Soziale GerechtigkeitLohndumping in der Leiharbeit

Zwei Putzfrauen reinigen einen Schulflur

Mit dem Tarifvertrag der „Christlichen Gewerkschaft für Zeitarbeit und Personalserviceagenturen“ (CGZP) konnten Leiharbeitsunternehmen lange Jahre vom Grundsatz „gleicher Lohn für gleiche Arbeit“ abweichen. Viele Leiharbeitskräfte mussten erhebliche Lohneinbußen hinnehmen und den Sozialversicherungen entgingen Sozialversicherungsbeiträge in Millionenhöhe.

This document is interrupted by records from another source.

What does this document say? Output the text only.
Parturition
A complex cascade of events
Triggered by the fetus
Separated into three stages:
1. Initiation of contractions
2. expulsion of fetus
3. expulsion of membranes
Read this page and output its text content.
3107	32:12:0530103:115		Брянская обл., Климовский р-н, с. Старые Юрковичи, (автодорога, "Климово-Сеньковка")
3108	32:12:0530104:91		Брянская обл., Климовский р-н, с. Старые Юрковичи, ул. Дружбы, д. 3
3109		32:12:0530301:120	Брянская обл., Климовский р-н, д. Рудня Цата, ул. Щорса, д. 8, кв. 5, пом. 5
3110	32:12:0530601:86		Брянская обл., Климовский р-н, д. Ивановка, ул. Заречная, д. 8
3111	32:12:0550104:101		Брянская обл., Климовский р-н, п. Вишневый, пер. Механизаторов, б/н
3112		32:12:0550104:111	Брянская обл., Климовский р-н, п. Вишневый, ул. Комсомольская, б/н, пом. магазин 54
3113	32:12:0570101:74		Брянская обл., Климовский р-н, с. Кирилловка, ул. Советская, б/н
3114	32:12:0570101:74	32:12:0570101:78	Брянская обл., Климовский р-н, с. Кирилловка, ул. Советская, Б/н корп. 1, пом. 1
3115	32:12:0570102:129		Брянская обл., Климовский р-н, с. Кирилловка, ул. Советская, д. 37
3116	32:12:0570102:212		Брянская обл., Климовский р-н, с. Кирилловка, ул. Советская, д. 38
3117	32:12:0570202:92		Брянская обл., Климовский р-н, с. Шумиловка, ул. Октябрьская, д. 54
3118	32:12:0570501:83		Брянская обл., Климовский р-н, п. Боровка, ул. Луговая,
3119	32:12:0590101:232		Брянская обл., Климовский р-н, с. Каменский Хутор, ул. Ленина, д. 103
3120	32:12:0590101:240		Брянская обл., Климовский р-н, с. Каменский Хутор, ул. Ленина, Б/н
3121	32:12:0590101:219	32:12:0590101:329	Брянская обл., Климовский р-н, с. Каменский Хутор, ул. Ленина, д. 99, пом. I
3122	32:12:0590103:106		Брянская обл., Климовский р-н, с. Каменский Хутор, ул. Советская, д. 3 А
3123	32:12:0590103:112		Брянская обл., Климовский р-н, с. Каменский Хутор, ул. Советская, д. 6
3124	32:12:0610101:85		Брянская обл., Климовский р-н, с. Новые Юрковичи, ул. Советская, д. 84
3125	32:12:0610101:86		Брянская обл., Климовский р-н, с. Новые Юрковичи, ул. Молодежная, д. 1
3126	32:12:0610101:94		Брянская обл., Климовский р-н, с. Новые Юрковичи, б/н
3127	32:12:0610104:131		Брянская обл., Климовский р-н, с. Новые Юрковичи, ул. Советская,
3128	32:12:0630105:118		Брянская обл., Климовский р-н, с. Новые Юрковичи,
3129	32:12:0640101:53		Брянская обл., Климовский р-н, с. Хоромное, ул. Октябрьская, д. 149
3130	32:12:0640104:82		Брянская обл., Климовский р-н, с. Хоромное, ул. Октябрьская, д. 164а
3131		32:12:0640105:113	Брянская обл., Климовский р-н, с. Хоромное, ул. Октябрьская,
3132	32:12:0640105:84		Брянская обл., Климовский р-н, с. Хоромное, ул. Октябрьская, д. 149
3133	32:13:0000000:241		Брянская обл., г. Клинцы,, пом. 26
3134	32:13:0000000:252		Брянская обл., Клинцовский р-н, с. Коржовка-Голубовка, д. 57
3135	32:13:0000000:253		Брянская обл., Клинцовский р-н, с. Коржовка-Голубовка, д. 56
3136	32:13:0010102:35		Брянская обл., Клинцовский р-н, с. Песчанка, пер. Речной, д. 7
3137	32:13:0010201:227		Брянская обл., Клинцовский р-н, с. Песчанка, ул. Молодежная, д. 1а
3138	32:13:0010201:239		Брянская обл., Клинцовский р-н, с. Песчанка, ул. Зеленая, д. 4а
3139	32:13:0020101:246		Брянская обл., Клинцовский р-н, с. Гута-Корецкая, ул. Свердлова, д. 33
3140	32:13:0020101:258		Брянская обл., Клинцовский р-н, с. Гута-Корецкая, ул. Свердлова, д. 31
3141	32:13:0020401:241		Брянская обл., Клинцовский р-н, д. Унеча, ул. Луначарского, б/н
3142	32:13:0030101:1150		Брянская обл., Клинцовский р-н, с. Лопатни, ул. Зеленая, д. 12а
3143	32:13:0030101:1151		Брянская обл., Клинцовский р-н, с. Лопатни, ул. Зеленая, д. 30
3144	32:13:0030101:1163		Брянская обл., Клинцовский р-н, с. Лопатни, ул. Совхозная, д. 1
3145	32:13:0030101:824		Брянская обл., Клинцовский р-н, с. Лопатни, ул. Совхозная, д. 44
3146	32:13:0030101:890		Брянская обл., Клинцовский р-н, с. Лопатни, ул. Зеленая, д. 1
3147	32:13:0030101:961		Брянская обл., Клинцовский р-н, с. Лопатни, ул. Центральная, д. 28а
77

Im Dezember 2010 entzog das Bundesarbeitsgericht (BAG) der CGZP die Tariffähigkeit, mit der Folge, dass die niedrigen Löhne rückwirkend oft nicht mehr gültig waren. Die betroffenen Leiharbeitskräfte hatten aufgrund des BAG-Urteils die Möglichkeit, vor Gericht höhere Löhne einzuklagen, sofern Klauseln in ihren Arbeitsverträgen einer Klage nicht entgegenstanden. Die Sozialversicherungen konnten Sozialversicherungsbeiträge nachfordern. Wir wollten wissen, in welchem Umfang das stattgefunden hat.

Die Sozialversicherungen haben laut den Antworten auf unsere Kleine Anfrage 3.190 Leiharbeitsfirmen und 2,2 Millionen Beschäftigungsverhältnisse überprüft. Von 2120 Arbeitgebern wurden insgesamt 221,5 Millionen Euro Sozialversicherungsbeiträge nachgefordert, von denen aber bisher lediglich 71,7 Millionen Euro bezahlt wurden. Das entspricht rund einem Drittel der nachgeforderten Summe. 52 Millionen Euro wurden gestundet und 33,6 Millionen Euro wurden gerichtlich niedergeschlagen. Rund 60 Millionen Euro stehen noch aus.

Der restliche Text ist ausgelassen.